Мишка действительно был дома. Он стеснялся своей некондиционной после гипса руки, пробовал писать без больного пальца, конечно, получалось черт-те что, но новый почерк, который обретал Мишка — оказывается! — был точным отражением и нового Мишки, который однажды оплакал мертвую Алку, потом обрадовался до новых слез, что она жива и с ним произошли просто фокусы наркоза, но эта живая и такая желанная еще вчера девочка никак не приживалась к новым обстоятельствам Мишкиной жизни. Ей даже как бы и места в ней не было. Она навсегда осталась во времени До боли, а во времени После ее как бы и не было совсем.

Поэтому он и не выходил из дома, потому что боялся ее встретить. Боялся, что не узнает ее или скажет не то, но пуще пущего он боялся смешения времен, наезда вчера на завтра, боялся Воскрешения уже Мертвого… Откуда ему было знать, что смерть любви бывает столь же оглушительной, как и ее начало. И оба эти действа руководятся таким далеким и недоступным режиссером, а главное, таким безоговорочным, что ему лучше подчиниться сразу и принять его правила.

Что Мишка и сделал, сидя дома и рисуя на бумаге буквы новых очертаний.


А в это время «сестры-вермут» заходились выдать Елену замуж. Женихи плавали в море жизни кучно и поодиночке, в то лето почему-то было особое жениховое разнотравье.
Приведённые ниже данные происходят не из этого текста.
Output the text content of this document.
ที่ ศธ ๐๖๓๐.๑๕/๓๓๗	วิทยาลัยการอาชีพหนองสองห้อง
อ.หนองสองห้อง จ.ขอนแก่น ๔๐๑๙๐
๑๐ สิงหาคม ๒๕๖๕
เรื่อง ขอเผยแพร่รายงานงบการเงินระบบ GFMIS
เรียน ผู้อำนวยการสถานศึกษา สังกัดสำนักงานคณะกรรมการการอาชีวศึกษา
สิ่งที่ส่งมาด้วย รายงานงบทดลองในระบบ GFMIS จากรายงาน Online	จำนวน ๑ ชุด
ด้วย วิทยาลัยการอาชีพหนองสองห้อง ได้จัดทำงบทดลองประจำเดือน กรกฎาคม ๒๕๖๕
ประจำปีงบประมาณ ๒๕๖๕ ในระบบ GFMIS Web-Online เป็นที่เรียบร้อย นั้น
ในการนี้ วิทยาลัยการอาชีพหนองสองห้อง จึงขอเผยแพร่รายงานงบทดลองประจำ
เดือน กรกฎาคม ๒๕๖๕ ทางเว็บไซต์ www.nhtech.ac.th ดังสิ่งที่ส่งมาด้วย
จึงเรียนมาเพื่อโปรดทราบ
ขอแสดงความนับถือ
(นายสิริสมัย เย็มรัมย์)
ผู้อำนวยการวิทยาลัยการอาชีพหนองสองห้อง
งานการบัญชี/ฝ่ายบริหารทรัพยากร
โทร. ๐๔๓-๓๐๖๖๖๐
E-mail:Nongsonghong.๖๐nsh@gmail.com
Даже если отбросить по принципу «это нам не подходит» — беженцев, погорельцев и иммигрантов, — Москва сама по себе генерировала огромное количество неустроенных, но вполне подходящих по многим статьям мужчин. Непьющие, образованные, небольные, с фобиями и маниями и без них, они просто шли косяком в руки, бери, поворачивай во все стороны, заглядывай в рот, считай зубы и бери — не хочу.

Отвлекала «сестер» от увлекательного женского поиска необходимость крутиться и в других направлениях. Время-то было «крутильное», но тем не менее однажды Елена была звана к одной из сестер, по имени Галя, на просмотр очень перспективного по анкете кандидата: холост, стабильная работа в каком-то выжившем в борьбе «ящике», старенькая мама, с которой он «очень леп».

— Не женился не почему-либо, — объясняла Галя, — а потому, что долго был парализован отец. Очень тяжелый по весу человек…

— Ну и что? — спросила Елена.

— Уставал, — просто ответила Галя. — Раз перевернешь, два перевернешь — до женщины ли?

— Знаешь, — ответила Елена. — Мне бы кого-нибудь из мира, где нет парализованных, с другим опытом, что ли… — Другого мира нет, — ответила Галя. — Где ты его видела? Это раньше хоть многого не знали… А сейчас все на виду. Все в глаза.